Sainsbury's like-for-like sales down 1.1% in King's last quarter
Sainsburys has reported a second consecutive quarterly sales decline after previously enjoying nine years of unbroken growth.
In the 12 weeks to 7 June 2014, like-for-like retail sales edged down 1.1% excluding fuel compared to a year earlier. Total retail sales excluding fuel rose by 1%.
Chief executive Justin King, who is stepping down next month after ten years, said Sainsbury’s was continuing to invest in reducing prices, improving quality, and increasing the value of its offer.
He added: “Lower food price inflation and reduced fuel prices are a welcome respite to customers' finances but they continue to spend cautiously, leading to industry growth in the quarter being the slowest in a decade.”
Last month Sainsbury’s reported a 16.3% rise in its annual pre-tax profits although it warned that conditions in the food retail sector were likely to remain "challenging" as it faces increasing competition from discounters.
Sainsbury’s said its general merchandise and clothing business continued to perform well in the quarter helped by double-digit sales growth in clothing.
Online grocery sales grew by over 10% following the roll-out of new web and mobile platforms.

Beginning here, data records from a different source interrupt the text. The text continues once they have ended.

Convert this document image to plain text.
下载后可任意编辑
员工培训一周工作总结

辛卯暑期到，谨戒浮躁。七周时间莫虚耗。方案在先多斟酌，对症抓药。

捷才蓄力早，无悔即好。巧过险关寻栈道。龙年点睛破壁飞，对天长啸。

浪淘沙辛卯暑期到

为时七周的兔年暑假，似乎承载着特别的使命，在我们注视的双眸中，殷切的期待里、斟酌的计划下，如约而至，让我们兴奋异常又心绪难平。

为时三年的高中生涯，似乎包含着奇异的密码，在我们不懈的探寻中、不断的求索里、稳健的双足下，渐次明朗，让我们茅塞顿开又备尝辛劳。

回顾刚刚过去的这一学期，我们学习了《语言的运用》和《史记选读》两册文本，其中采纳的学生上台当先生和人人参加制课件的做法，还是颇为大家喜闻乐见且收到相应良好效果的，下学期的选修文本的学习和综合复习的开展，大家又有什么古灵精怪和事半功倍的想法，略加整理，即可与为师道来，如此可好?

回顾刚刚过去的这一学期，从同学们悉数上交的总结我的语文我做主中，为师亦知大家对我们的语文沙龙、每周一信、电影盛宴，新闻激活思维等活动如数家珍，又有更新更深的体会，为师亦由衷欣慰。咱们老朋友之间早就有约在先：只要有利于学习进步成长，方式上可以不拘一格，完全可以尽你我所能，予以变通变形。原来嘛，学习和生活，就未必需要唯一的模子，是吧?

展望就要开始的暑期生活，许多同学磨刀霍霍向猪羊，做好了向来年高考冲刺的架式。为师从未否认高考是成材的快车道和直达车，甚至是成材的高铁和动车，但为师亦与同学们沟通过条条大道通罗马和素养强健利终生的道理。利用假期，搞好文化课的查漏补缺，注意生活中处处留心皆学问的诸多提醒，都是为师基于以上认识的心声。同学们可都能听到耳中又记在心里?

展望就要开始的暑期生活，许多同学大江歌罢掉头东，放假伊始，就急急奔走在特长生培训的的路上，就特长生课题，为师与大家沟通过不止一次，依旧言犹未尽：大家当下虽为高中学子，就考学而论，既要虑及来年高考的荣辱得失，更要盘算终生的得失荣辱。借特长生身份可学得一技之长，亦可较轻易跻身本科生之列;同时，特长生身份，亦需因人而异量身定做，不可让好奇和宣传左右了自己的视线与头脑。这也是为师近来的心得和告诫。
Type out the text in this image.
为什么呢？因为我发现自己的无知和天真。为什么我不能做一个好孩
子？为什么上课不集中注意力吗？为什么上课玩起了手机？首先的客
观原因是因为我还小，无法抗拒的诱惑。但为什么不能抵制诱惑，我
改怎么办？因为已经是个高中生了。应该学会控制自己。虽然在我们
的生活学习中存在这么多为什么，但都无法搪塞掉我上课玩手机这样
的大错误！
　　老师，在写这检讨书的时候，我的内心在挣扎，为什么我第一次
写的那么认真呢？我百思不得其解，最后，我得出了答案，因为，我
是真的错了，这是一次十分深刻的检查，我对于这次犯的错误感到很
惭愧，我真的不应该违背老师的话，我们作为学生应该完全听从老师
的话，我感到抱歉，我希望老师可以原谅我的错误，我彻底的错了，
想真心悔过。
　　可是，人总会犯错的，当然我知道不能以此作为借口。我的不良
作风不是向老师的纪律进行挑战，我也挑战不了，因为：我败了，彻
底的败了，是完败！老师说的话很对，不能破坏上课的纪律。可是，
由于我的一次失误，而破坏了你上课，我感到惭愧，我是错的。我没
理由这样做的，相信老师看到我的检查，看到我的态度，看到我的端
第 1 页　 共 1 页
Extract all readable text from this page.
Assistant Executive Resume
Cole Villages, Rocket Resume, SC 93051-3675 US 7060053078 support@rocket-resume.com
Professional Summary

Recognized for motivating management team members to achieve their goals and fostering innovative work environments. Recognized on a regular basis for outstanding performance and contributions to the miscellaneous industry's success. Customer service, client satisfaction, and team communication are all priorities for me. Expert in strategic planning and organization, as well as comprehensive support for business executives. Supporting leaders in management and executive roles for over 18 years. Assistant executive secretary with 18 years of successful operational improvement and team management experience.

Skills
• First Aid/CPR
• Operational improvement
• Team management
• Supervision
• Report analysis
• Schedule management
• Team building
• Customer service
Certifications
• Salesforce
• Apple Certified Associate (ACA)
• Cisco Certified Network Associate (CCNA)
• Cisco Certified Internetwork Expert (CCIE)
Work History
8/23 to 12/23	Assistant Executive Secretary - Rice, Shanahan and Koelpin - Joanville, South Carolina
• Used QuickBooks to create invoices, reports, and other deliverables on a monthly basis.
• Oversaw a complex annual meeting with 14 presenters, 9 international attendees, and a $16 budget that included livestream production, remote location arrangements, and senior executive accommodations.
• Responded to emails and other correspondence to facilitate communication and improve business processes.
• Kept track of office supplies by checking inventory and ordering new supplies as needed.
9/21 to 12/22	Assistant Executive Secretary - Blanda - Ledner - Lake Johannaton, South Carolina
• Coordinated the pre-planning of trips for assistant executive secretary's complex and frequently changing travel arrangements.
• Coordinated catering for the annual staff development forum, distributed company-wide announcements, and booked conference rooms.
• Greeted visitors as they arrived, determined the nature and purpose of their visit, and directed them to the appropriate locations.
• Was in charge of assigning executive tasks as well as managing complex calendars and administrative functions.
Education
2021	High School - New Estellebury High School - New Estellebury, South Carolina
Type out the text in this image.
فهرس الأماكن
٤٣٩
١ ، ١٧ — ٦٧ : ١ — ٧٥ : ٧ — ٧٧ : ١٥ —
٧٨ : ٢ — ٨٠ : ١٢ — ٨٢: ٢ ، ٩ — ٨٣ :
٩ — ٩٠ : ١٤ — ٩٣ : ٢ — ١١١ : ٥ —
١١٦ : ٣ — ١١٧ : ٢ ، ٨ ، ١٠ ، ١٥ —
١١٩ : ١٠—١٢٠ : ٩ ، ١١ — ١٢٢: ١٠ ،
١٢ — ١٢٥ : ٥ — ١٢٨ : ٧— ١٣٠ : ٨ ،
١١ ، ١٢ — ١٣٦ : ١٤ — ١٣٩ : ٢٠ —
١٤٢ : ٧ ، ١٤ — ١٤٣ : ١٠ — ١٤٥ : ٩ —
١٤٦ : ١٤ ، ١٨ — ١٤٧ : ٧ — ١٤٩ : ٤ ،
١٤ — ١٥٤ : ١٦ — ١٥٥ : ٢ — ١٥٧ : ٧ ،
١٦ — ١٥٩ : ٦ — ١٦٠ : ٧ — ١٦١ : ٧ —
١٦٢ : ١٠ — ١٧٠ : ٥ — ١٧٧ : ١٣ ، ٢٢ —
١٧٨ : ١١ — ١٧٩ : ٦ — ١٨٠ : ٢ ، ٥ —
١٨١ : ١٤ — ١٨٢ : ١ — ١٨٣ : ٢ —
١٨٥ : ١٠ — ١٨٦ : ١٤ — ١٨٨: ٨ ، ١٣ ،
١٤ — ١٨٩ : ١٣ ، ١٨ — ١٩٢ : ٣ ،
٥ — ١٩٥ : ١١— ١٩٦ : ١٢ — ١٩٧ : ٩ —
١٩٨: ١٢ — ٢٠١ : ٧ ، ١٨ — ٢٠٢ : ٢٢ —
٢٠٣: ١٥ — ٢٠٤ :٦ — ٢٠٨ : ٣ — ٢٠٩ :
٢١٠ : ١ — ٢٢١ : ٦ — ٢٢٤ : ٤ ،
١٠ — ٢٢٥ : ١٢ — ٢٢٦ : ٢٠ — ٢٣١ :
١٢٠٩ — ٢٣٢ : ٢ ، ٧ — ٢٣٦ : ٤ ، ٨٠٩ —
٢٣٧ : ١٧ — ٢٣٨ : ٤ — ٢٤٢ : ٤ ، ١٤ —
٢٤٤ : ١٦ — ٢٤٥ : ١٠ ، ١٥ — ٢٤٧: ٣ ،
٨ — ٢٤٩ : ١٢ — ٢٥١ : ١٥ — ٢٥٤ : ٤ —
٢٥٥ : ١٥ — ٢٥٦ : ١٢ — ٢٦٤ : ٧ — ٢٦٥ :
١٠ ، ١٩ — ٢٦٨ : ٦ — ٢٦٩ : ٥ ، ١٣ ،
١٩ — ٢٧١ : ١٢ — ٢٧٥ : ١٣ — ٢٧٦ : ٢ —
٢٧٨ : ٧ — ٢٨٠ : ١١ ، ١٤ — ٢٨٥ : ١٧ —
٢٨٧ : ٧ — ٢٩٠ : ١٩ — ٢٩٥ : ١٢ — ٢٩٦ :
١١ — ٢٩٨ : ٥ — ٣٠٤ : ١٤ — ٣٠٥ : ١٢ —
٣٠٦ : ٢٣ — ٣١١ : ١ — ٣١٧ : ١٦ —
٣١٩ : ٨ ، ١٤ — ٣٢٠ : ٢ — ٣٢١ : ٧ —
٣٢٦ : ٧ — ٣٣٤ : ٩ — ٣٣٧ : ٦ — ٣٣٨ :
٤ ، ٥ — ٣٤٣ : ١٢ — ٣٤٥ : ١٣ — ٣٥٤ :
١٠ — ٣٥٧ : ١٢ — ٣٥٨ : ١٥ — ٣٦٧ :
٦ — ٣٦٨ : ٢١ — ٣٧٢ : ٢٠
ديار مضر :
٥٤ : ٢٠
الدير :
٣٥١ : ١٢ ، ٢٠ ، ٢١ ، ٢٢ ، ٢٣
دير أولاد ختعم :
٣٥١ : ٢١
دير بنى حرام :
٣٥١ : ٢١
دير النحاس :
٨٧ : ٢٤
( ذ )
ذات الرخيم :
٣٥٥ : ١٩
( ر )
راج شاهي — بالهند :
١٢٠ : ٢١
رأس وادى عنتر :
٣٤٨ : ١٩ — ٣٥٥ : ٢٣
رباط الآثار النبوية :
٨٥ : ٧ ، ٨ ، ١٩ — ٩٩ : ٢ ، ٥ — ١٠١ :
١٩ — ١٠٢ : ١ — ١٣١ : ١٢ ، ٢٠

Convenience sales increased by over 18% and during the quarter the retailer launched its 200th convenience store in London. Sainsbury’s opened 27 new convenience stores and refurbished a further 12 outlets in the period as part of plans to deliver around two new convenience stores per week and 750,000 square feet of new space this year.
King added: “We expect customer spending to remain cautious and we will continue to invest to keep our offer competitive to help customers balance their household budget. We remain confident that our clear strategy and differentiated offer will allow us to continue to outperform our supermarket peers through the remainder of the year."